ДЛЯ ЧЕГО СОЗДАН ЧЕЛОВЕК
Социолог, историк, юрист, наконец, видный общественный деятель профессор Ковалевский привык иметь дело с человеческой натурой, с запутанными, сложными отношениями общественных классов. Профессору было уже под шестьдесят, большую часть жизни он потратил на то, чтобы выявить некую тенденцию в поведении и идеологии этих классов, отделить добрую волю субъективных волюнтаристов от подлинного исторического процесса. Иногда он с грустью думал, что просто не в состоянии выделить роль и значение каждого класса в современном обществе. У себя в Политехническом институте он прислушивался к мнению молодых профессоров, студентов, так как молодежь всегда несет в себе веяния века. Революция в России вызвала у молодежи бурный интерес к социальным вопросам, в коридорах и аудиториях института открыто ревизовали различные экономические учения. В бесконечные дискуссии втянулись молодые профессора Байков, Павлов, Шателен да и сам Ковалевский. Перетряхивали теории Кенэ, Адама Смита, Рикардо, Сэя, Мак-Куллоха, Бастиа, Сениора, Гильдебрандта, Книса, Роммера, поносили и защищали господина Струве. Ковалевский считал, что подлинная личность проявляет себя прежде всего в самостоятельности суждений, а потому с одинаковым интересом принимал полярные точки зрения.
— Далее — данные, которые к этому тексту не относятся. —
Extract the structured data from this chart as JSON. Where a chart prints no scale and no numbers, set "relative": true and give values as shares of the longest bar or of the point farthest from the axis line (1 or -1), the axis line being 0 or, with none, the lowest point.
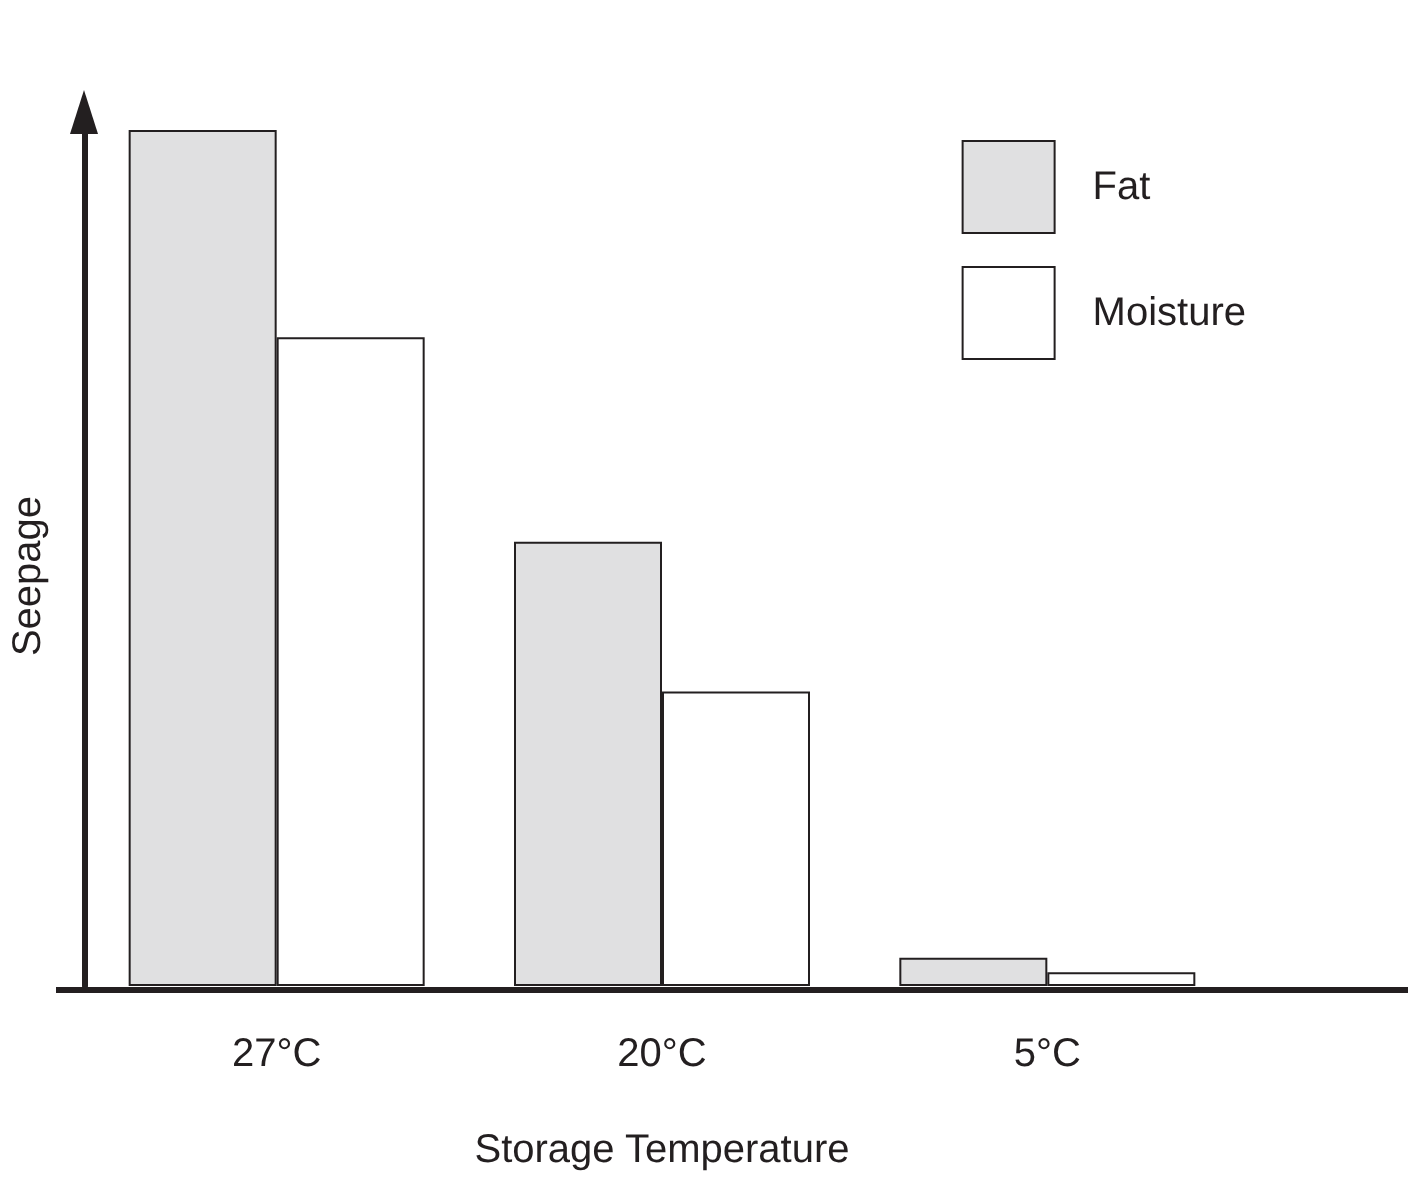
{
  "chart_data": {
    "type": "bar",
    "relative": true,
    "xlabel": "Storage Temperature",
    "ylabel": "Seepage",
    "categories": [
      "27°C",
      "20°C",
      "5°C"
    ],
    "series": [
      {
        "name": "Fat",
        "color": "#e0e0e1",
        "values": [
          1,
          0.519,
          0.033
        ]
      },
      {
        "name": "Moisture",
        "color": "#ffffff",
        "values": [
          0.758,
          0.344,
          0.016
        ]
      }
    ],
    "legend": "top right"
  }
}
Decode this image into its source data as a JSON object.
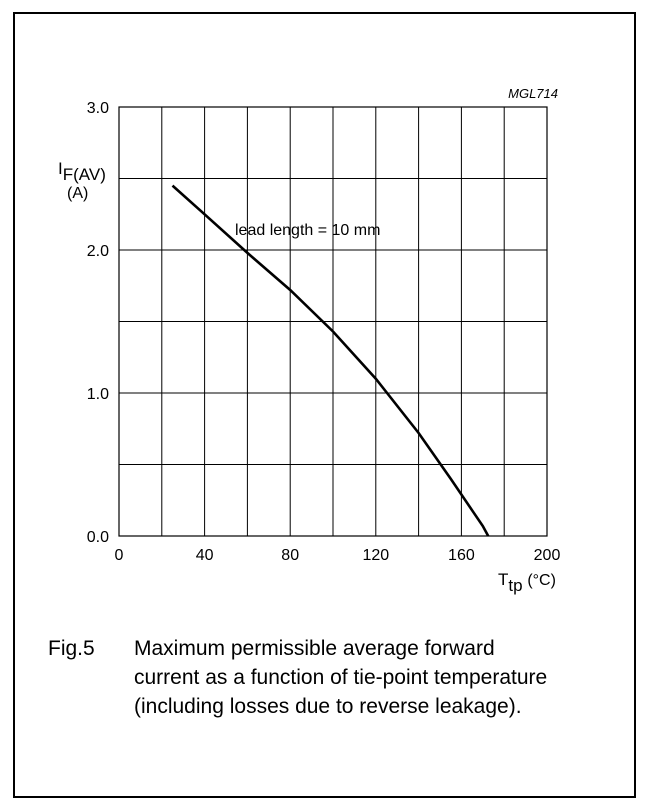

К сожалению, в спорах оппонентов было много школярского, вычитанного из книг, и мало самостоятельного осмысления.
Возможно, потому профессор Ковалевский как-то сразу заприметил студента экономического отделения Фрунзе. Этот студент в диспутах не участвовал, появлялся только на зачетных сессиях. Зато вся недюжинная сила его ума с блеском проявлялась в это ответственное для студента время. Он отличался самостоятельностью и широтой воззрений, удивлял профессоров своей необъятной эрудицией. В нем угадывалась крупность натуры. Государственное право, история русского права, психология, история философии, политическая экономия… По этим предметам он уже шагнул на четвертый курс, тогда как другие только приступали к их изучению. В своей неуемной жажде познания он обошел всех. Профессора одобрительно говорили: «Весьма, весьма…» Впрочем, Фрунзе меньше всего заботился об отметках. В его поведении не было ничего школярского. Именно самостоятельность мысли и изобличала в нем подлинную увлеченность наукой. Хорошо владея французским и английским языками, он цитировал европейских экономистов по первоисточникам. Он мог не соглашаться с учебниками, с преподавателями, его комментарии к любому учению были полны спокойного остроумия, поражали своей парадоксальностью. Вот этот дух мятежного несогласия и уловил профессор Ковалевский. Однажды, когда Фрунзе заметил, что у великого Кенэ категория экономического закона еще не отдифференцировалась от категории закона природы и что, уловив объективный характер экономических законов, Кенэ не смог обнаружить их социальной природы, их исторически преходящего характера, Ковалевский догадался: студент увлечен Марксом.